Huang Yuanlang terpaksa menurunkan tangannya, kilatan ketidakpuasan muncul di matanya, tetapi dia segera kembali tenang. “Manusia adalah bentuk kehidupan yang sangat unik. Tubuh mereka adalah yang paling seimbang di antara semua ras, terutama cocok untuk kultivasi. Konon, di masa lalu ketika Alam Ilahi ada, semua dewa juga memiliki penampilan manusia. Saudari tersayang, mari kita turun dari kendaraan. Aku akan menunjukkanmu berkeliling tempat tinggalmu.”
Setelah turun dari Kereta Naga, Bai Xiuxiu dan para pengikutnya agak takjub dengan bangunan yang ada di hadapan mereka.
Ini bukan sekadar tempat tinggal; ini praktis sebuah kastil.

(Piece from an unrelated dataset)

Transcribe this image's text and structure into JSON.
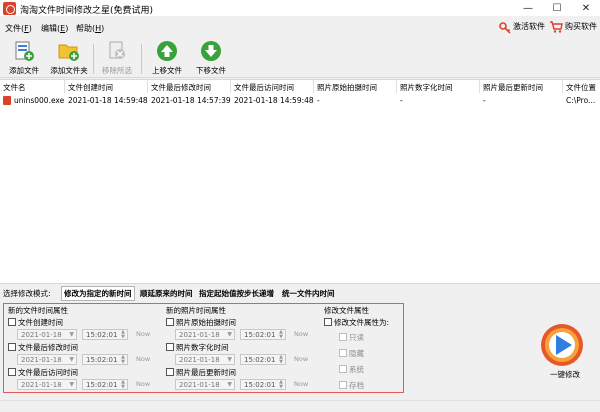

Di kedua sisinya terdapat tembok setinggi lebih dari delapan meter, dan di depannya terdapat gerbang logam besar yang lebarnya lebih dari tiga puluh meter, terbuat dari cabang-cabang logam dan dihiasi dengan pola-pola yang indah.
Saat itu, gerbang sudah terbuka, dengan sepuluh anggota Suku Laut Biru di setiap sisinya, mengenakan pakaian pelayan.
Melanjutkan perjalanan, pertama-tama, terdapat jalan raya lebar yang mengarah ke air mancur besar di depan; jalan tersebut melengkung dari kedua sisi dan memanjang ke dalam, hingga ke bagian depan bangunan yang mirip kastil.
Ini adalah struktur besar yang terdiri dari beberapa bangunan berkubah yang digabung menjadi satu, meliputi setidaknya empat hingga lima ribu meter persegi. Titik tertingginya melebihi empat puluh meter.
Kubah di tengahnya sangat aneh, dibangun seluruhnya dari logam berwarna perak-putih, namun memiliki celah di tengahnya.
Huang Yuanlang tersenyum, “Saudari tersayang, bagaimana menurutmu? Apakah kau puas? Aku sengaja merenovasi taman di kedua sisinya. Rumah ini awalnya adalah hadiah ulang tahun dari ayahku.”
Lihatlah bangunan utama di tengah, bagian atasnya bisa dibuka. Jika kita terbang kembali dalam wujud naga, kita bisa langsung mendarat di dalam, tanpa harus berjalan masuk. Ayah pernah mengatakan kepadaku ketika dia memberiku rumah ini bahwa suatu hari nanti, jika aku bisa menjadi Ksatria Naga, aku bisa terbang kembali ke kediamanku dengan Naga Tungganganku. Setiap kediaman Ksatria Naga dirancang seperti ini.”